Trying to decrypt this post, it seems like you wish to delete the file named zlinux, rename zlinux.old to zlinux, but you are only in a file manager (datei manager?) and not in the directory where the file is.
Usually a file manager will allow you to remove and rename files.
What distribution are you using?
What file manager are you using? (For example, dolphin, thunar, nemo, pcmanfm, nautilus ...?)
In any case to solve your problem as I understand it, you need to find the file zlinux, and then remove it and rename zlinux.old. That's easy in a terminal.
Open a terminal. There's probably an icon on your desktop showing a terminal, so you can click it.
I don't know where the file zlinux is on your filesystem, so you can search the whole filesystem with this command as user or root:
Code:
find / -name zlinux 2>/dev/null
Wait for the command to finish. It will take a little time because it's looking through the whole installation.
The "2>/dev/null" just stops a lot of output which find cannot access.

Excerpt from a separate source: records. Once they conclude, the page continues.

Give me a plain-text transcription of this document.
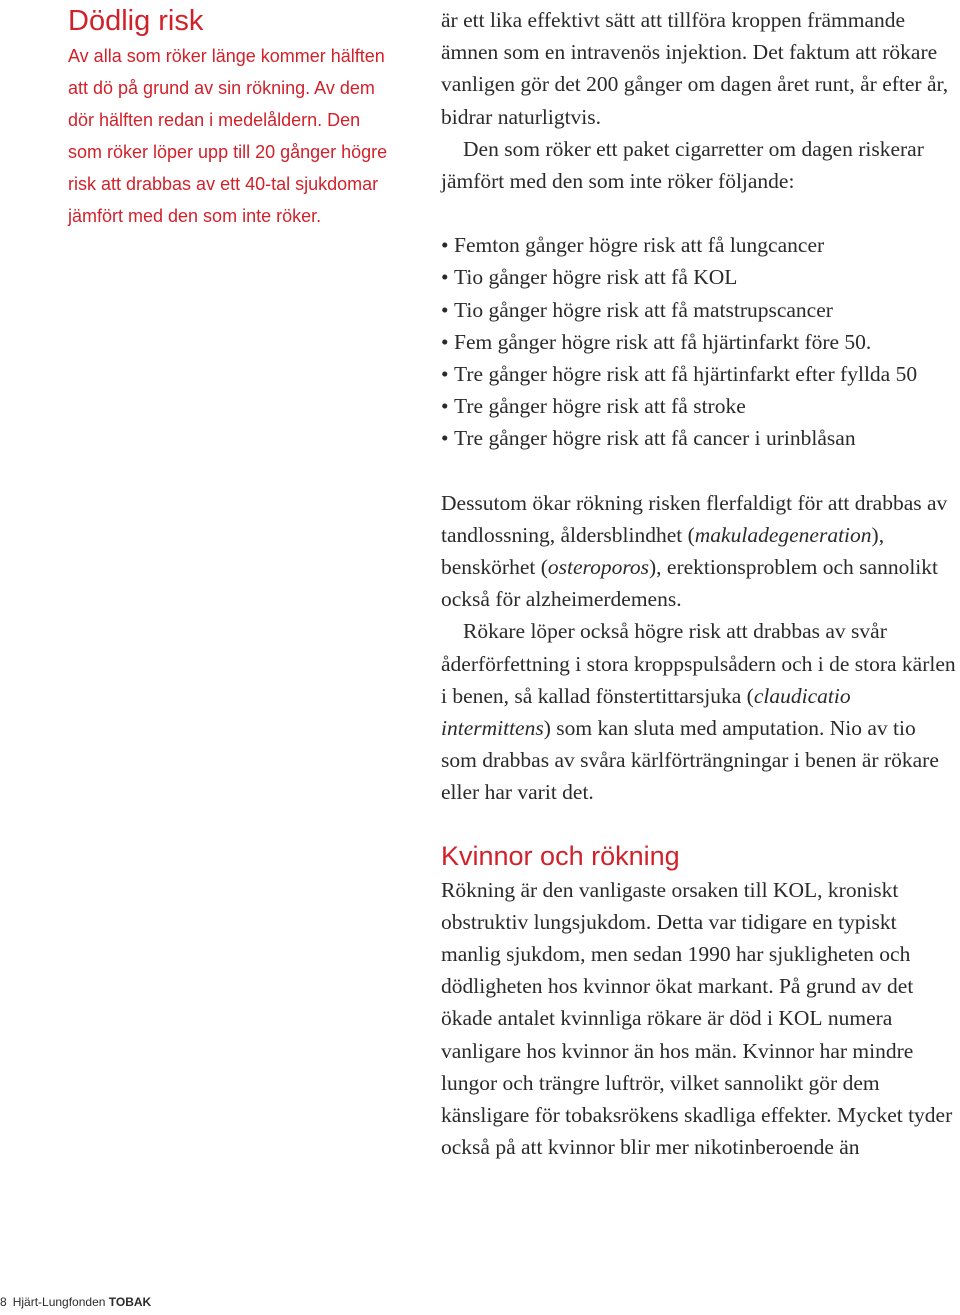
Dödlig risk

Av alla som röker länge kommer hälften att dö på grund av sin rökning. Av dem dör hälften redan i medelåldern. Den som röker löper upp till 20 gånger högre risk att drabbas av ett 40-tal sjukdomar jämfört med den som inte röker.

är ett lika effektivt sätt att tillföra kroppen främmande ämnen som en intravenös injektion. Det faktum att rökare vanligen gör det 200 gånger om dagen året runt, år efter år, bidrar naturligtvis.

Den som röker ett paket cigarretter om dagen riskerar jämfört med den som inte röker följande:

• Femton gånger högre risk att få lungcancer
• Tio gånger högre risk att få KOL
• Tio gånger högre risk att få matstrupscancer
• Fem gånger högre risk att få hjärtinfarkt före 50.
• Tre gånger högre risk att få hjärtinfarkt efter fyllda 50
• Tre gånger högre risk att få stroke
• Tre gånger högre risk att få cancer i urinblåsan

Dessutom ökar rökning risken flerfaldigt för att drabbas av tandlossning, åldersblindhet (makuladegeneration), benskörhet (osteroporos), erektionsproblem och sannolikt också för alzheimerdemens.

Rökare löper också högre risk att drabbas av svår åderförfettning i stora kroppspulsådern och i de stora kärlen i benen, så kallad fönstertittarsjuka (claudicatio intermittens) som kan sluta med amputation. Nio av tio som drabbas av svåra kärlförträngningar i benen är rökare eller har varit det.

Kvinnor och rökning

Rökning är den vanligaste orsaken till KOL, kroniskt obstruktiv lungsjukdom. Detta var tidigare en typiskt manlig sjukdom, men sedan 1990 har sjukligheten och dödligheten hos kvinnor ökat markant. På grund av det ökade antalet kvinnliga rökare är död i KOL numera vanligare hos kvinnor än hos män. Kvinnor har mindre lungor och trängre luftrör, vilket sannolikt gör dem känsligare för tobaksrökens skadliga effekter. Mycket tyder också på att kvinnor blir mer nikotinberoende än

8 Hjärt-Lungfonden TOBAK
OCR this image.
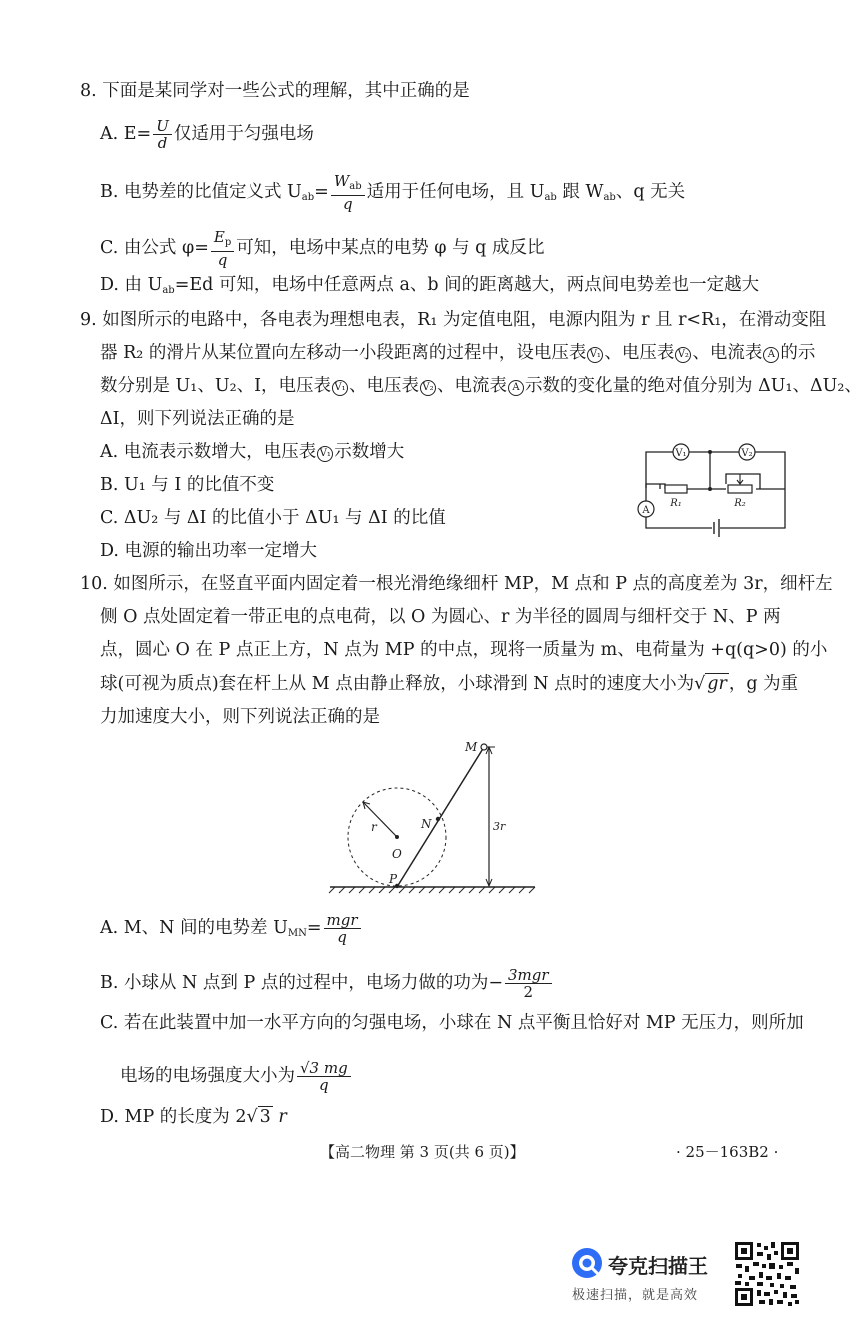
8. 下面是某同学对一些公式的理解，其中正确的是
A. $E= \frac{U}{d}$ 仅适用于匀强电场
B. 电势差的比值定义式 $U_{ab}= \frac{W_{ab}}{q}$ 适用于任何电场，且 $U_{ab}$ 跟 $W_{ab}$、q 无关
C. 由公式 $\varphi= \frac{E_p}{q}$ 可知，电场中某点的电势 φ 与 q 成反比
D. 由 $U_{ab}=Ed$ 可知，电场中任意两点 a、b 间的距离越大，两点间电势差也一定越大
9. 如图所示的电路中，各电表为理想电表，R₁ 为定值电阻，电源内阻为 r 且 r<R₁，在滑动变阻
器 R₂ 的滑片从某位置向左移动一小段距离的过程中，设电压表 V₁ 、电压表 V₂ 、电流表 A 的示
数分别是 U₁、U₂、I，电压表 V₁ 、电压表 V₂ 、电流表 A 示数的变化量的绝对值分别为 ΔU₁、ΔU₂、
ΔI，则下列说法正确的是
A. 电流表示数增大，电压表 V₁ 示数增大
B. U₁ 与 I 的比值不变
C. ΔU₂ 与 ΔI 的比值小于 ΔU₁ 与 ΔI 的比值
D. 电源的输出功率一定增大
V₁	V₂
A
R₁	R₂
10. 如图所示，在竖直平面内固定着一根光滑绝缘细杆 MP，M 点和 P 点的高度差为 3r，细杆左
侧 O 点处固定着一带正电的点电荷，以 O 为圆心、r 为半径的圆周与细杆交于 N、P 两
点，圆心 O 在 P 点正上方，N 点为 MP 的中点，现将一质量为 m、电荷量为 +q(q>0) 的小
球(可视为质点)套在杆上从 M 点由静止释放，小球滑到 N 点时的速度大小为√ gr ，g 为重
力加速度大小，则下列说法正确的是
M
N
O
P
r	3r
A. M、N 间的电势差 $U_{MN}= \frac{\text{mgr}}{q}$
B. 小球从 N 点到 P 点的过程中，电场力做的功为− $\frac{\text{3mgr}}{2}$
C. 若在此装置中加一水平方向的匀强电场，小球在 N 点平衡且恰好对 MP 无压力，则所加
电场的电场强度大小为 $\frac{√3 mg}{q}$
D. MP 的长度为 2√ 3 r
【高二物理 第 3 页(共 6 页)】	· 25－163B2 ·
夸克扫描王
极速扫描，就是高效
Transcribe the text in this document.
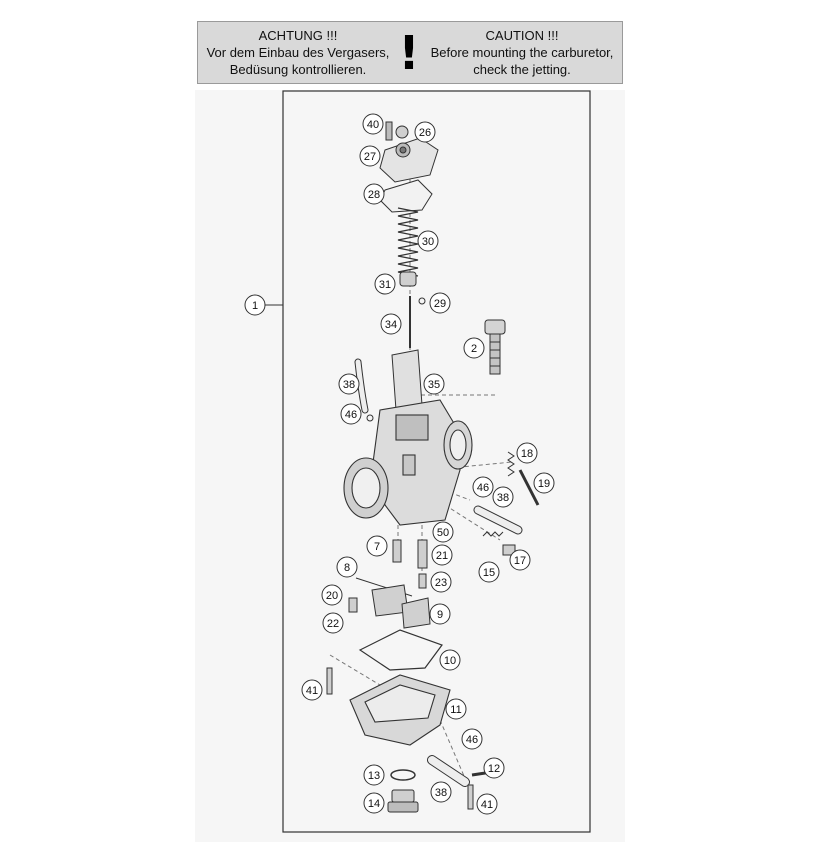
ACHTUNG !!!
Vor dem Einbau des Vergasers,
Bedüsung kontrollieren. !	CAUTION !!!
Before mounting the carburetor,
check the jetting.
1
40
26
27
28
30
31
29
34
2
35
38
46
18
19
46
38
50
7
21
15
17
8
23
20
9
22
10
41
11
46
12
13
38
14	41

If you know the file is just in your home directory, then you can run this command instead:
Code:
find /home/<username> -name zlinux
where you replace <username> with your user name.
Let's say the files are found here: /home/<username>/zlinux, and here: /home/<username>/zlinux.old.
To remove one and rename the other run:
Code:
rm /home/<username>/zlinux
mv /home/<username>/zlinux.old /home/<username>/zlinux
If by chance the file zlinux is in the partitions where you need root access, you must run the same commands above as root. There are other ways of doing it, but the above will work.
It occurs to me that the zlinux might be a vmlinuz file, which is a kernel. It's best to deal with removing these files with a package manager.